By the end of July 2013, the subscribers to AVRS held an election as required by its Articles of Association that ushered in its directors who at its first board meeting in September 2013 elected Mr. Ali-Balogun as its chairman. In place is a management team of licensing manager, account manager, licensing officer and general manager, Ms. Eme Akiba-Eyo running the company.

Who are the directors of AVRS?

The management board of AVRS comprises Mr. Mahmood Ali-Balogun, chairman and directors.  They are: Mr. Aina-Kusoro Olurotimi, Mr. Peddie Okao, Mr. Francis Onwochei, Mr. Tunji Bamishigbin, Dr. Ahmed M. Saraki, Chief Gabriel Okoye, Mr. Emmanuel Isikaku, Chief Osita Okeke, Prince Jide Kosoko, Mr. Patrick Doyle, Miss Emem Isong, Mr. Bond Emeruwa, Mr. Andy Amanechi and Mr. Fidelis Duker.  We have nine financial partners (producers and executive producers) and six creative partners (two directors, two screen writers and two actors).

Who runs AVRS?

The General Manager of AVRS is Ms. Eme Akiba-Eyo.  She actually resumed on January 6, 2014.  She leads the management team of AVRS for now.  We are also making necessary contacts in order to source for the right kind of personnel that would drive the AVRS mandate.  We have enjoyed the services of a lawyer, Mr. Hector Decker, who had assisted AVRS last year in putting together some reports.

How did AVRS secure NCC’s CMO license?

An application for a CMO license was made to NCC by AVRS in January 2014.  After what the Director General of NCC described as a painstaking process of verification and assessment, the commission came to the conclusion that AVRS has complied with all relevant statutory requirements under the Copyright Act, Cap C28, Laws of the Federal Republic of Nigeria, 2004; and the Copyright (CMO Regulations) 2007; a process the Minister of Justice also described as transparent and painstaking, the NCC then on November 20, 2014 in Abuja presented to AVRS the Certificate of Approval to operate as the sole CMO for audio-visual works, comprising films and other audio-visual works in broadcast and related media.

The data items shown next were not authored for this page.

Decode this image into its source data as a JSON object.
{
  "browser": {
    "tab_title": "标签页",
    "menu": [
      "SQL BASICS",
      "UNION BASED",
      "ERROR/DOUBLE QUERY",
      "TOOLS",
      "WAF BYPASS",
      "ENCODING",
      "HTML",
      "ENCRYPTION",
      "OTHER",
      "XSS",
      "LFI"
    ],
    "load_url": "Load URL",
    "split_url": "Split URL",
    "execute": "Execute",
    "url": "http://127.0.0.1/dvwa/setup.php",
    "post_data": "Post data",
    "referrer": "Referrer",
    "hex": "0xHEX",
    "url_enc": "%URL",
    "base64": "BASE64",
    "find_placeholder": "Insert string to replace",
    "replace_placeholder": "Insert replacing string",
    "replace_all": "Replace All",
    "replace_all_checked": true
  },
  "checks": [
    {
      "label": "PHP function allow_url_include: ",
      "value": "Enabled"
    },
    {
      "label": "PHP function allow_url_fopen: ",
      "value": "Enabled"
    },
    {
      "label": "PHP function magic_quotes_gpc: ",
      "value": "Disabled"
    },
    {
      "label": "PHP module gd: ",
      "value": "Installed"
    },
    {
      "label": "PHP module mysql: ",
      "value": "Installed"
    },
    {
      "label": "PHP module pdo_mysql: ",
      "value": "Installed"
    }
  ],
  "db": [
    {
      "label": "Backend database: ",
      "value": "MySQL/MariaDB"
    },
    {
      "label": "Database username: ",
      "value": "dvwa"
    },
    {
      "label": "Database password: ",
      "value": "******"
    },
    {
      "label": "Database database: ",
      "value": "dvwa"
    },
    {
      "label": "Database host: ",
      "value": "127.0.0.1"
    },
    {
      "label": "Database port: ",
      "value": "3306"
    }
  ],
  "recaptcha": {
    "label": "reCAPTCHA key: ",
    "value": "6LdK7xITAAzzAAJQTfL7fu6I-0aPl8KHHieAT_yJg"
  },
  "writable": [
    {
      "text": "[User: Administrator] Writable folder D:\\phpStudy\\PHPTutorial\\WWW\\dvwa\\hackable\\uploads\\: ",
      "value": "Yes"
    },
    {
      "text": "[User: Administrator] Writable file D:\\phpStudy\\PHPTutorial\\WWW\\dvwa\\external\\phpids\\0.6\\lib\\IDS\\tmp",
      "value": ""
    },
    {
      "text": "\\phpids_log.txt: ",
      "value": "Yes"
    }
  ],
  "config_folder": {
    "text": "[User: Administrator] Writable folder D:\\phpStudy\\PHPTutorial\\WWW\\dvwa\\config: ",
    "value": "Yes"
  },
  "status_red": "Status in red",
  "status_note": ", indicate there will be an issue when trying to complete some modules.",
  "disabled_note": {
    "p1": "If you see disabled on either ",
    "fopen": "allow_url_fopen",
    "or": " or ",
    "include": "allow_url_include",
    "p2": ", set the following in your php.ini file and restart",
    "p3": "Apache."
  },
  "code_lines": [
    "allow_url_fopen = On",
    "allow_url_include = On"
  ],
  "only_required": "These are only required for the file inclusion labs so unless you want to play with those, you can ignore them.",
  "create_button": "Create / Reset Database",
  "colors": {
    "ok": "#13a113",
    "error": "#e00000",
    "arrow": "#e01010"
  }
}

Now that AVRS has berthed, what are your words to stakeholders?

We want to appeal to every stakeholder, especially users of audio visual works that it is no longer business as usual. Compensation must be paid for every use of our intellectual property (IP) by every broadcast media or organizations that use our works for business.  Goal posts have moved, licenses must be obtained for exploitation of films and broadcast works.  The labour of our creators past and present must not only be in vain but must be compensated now.

For our colleagues in the IP business, it is time to jump unto the train before it gathers speed.  Yes, for us to have a relevant and working CMO, more advocacy and enlightenment is required but the time to join is now.

How would you eliminate the conflict that would likely arise with stakeholders as you manage your members copyright?

AVRS don’t envisage any serious conflict. We are willing to dialogue with every stakeholder on the best way forward.  The board and the management are available at stakeholder’s behest or otherwise for us to jaw-jaw.  We need everybody’s cooperation and understanding to succeed on this journey.

Who are you most grateful to in all of these?

I cannot conclude without acknowledging the support of these institutions: WIPO, NCC, NFC, COSON, NORCODE and great individuals like Chief Tony Okoroji, Mr. Michael Akpan, Ms. Tarja Ollson and my lovely wife, Nkechi Ali-Balogun.  I cannot forget my colleagues on the board, the subscribers and members of the audio-visual community who honoured us at the unveiling of AVRS.